Counterpoint: Dark Souls is hard, because it gives a lot of options from the get go, and no information on which ones will be approachable or not. NO other major Soulslike I’ve played does this in the way DS did.

I disagree with this. I think Dark Souls does tell you which are approachable or not. It’s just not as obvious as other games. Some games will have a sign for the player that says “this path is dangerous” but DS doesn’t. It has characters talk about venturing into the catacombs. It has characters point out the aquaduct is the path to the first (and at the time the only you know of) Bell of Awakening. It tucks the elevator into New Londo behind the bonfire, where stuff will be later but you won’t see yet. It also tells you a lot about locations in item descriptions.

I’ll also say the only bad path is The Catacombs, because the climb out is so bad. I think there’s leftover stuff indicating a different start, so maybe it’s a fluke it’s this big an issue. Every path has a benefit though. New Londo is easy at the start, and has the first blacksmith you can get access to. The Catacombs has the Bonfire Ascetic.
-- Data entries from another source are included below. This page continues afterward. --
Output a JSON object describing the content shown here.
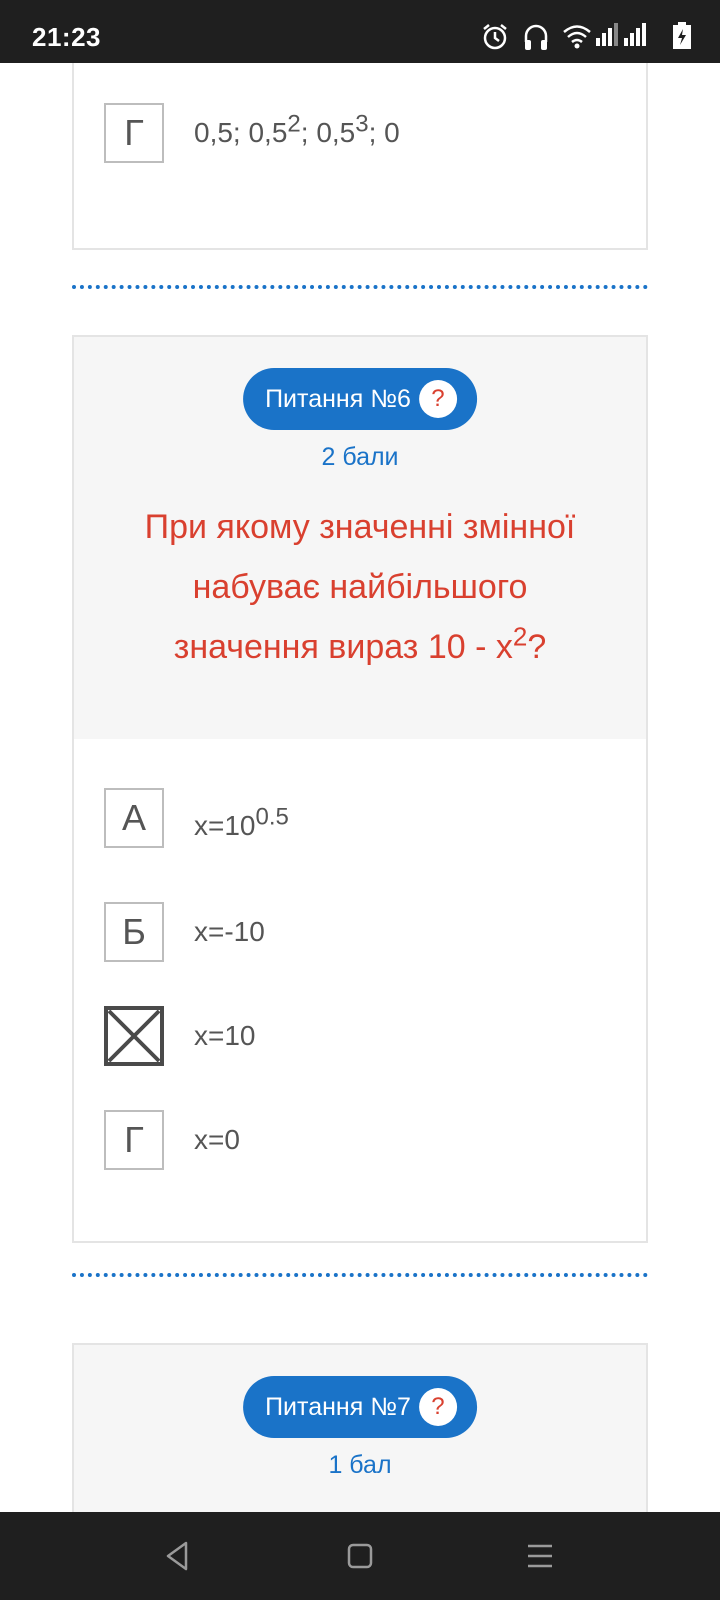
{
  "status": {
    "time": "21:23",
    "icons": [
      "alarm-icon",
      "headphones-icon",
      "wifi-icon",
      "signal-icon",
      "signal-icon",
      "battery-charging-icon"
    ]
  },
  "previous_question": {
    "option": {
      "letter": "Г",
      "parts": [
        "0,5; 0,5",
        "2",
        "; 0,5",
        "3",
        "; 0"
      ]
    }
  },
  "question6": {
    "label": "Питання №6",
    "help": "?",
    "points": "2 бали",
    "text_line1": "При якому значенні змінної",
    "text_line2": "набуває найбільшого",
    "text_line3": "значення вираз 10 - x",
    "text_sup": "2",
    "text_end": "?",
    "options": [
      {
        "letter": "А",
        "text": "x=10",
        "sup": "0.5",
        "checked": false
      },
      {
        "letter": "Б",
        "text": "x=-10",
        "sup": "",
        "checked": false
      },
      {
        "letter": "",
        "text": "x=10",
        "sup": "",
        "checked": true
      },
      {
        "letter": "Г",
        "text": "x=0",
        "sup": "",
        "checked": false
      }
    ]
  },
  "question7": {
    "label": "Питання №7",
    "help": "?",
    "points": "1 бал"
  },
  "nav": {
    "icons": [
      "back-icon",
      "home-icon",
      "menu-icon"
    ]
  },
  "colors": {
    "accent": "#1a73c8",
    "question_text": "#d9402f",
    "status_bar": "#1f1f1f"
  }
}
The Aquaduct has the Bell of Awakening, and is the critical path. None are that hard when entering. You just get pushed out of getting deep into most.

Most games talk to the player. FS talks to the character almost always. It’s less obvious to the player, but it makes the world feel richer. It doesn’t hold the player’s hand though.

It also relies very hard on death alone as a teaching tool even when it says nothing. Players don’t see “You died. This boss is too tough! Maybe you should go back and upgrade your weapons.” They just see “You Died.” and interpret “Should have dodged that 87th swing!”

Yeah, I don’t know how to fix this without speaking to the player. I guess they could take the typical Crestfallen Warrior character, but instead of getting depressed and dying he upgrades his kit and talks about how upgrading helped him overcome a challenge?

Worse, it has BAD lessons through the lost souls system. It makes sense as a pressure tool to make you fear death, but it teaches new players the wrong thing: For players to immediately beeline for the spot of their death without considering exploration, build changes, etc.

I agree with this. I think the need to have an infinite homeward bone item from the start. There should be a way to return to your bonfire once you recover, because yeah, sometimes people get stuck in FOMO mode and can’t give up a few souls. Once you’re used to the games it becomes obvious the souls are next to worthless and to not worry about it. You can always farm more. But for the struggling new player I agree, it re-enforces a playstyle.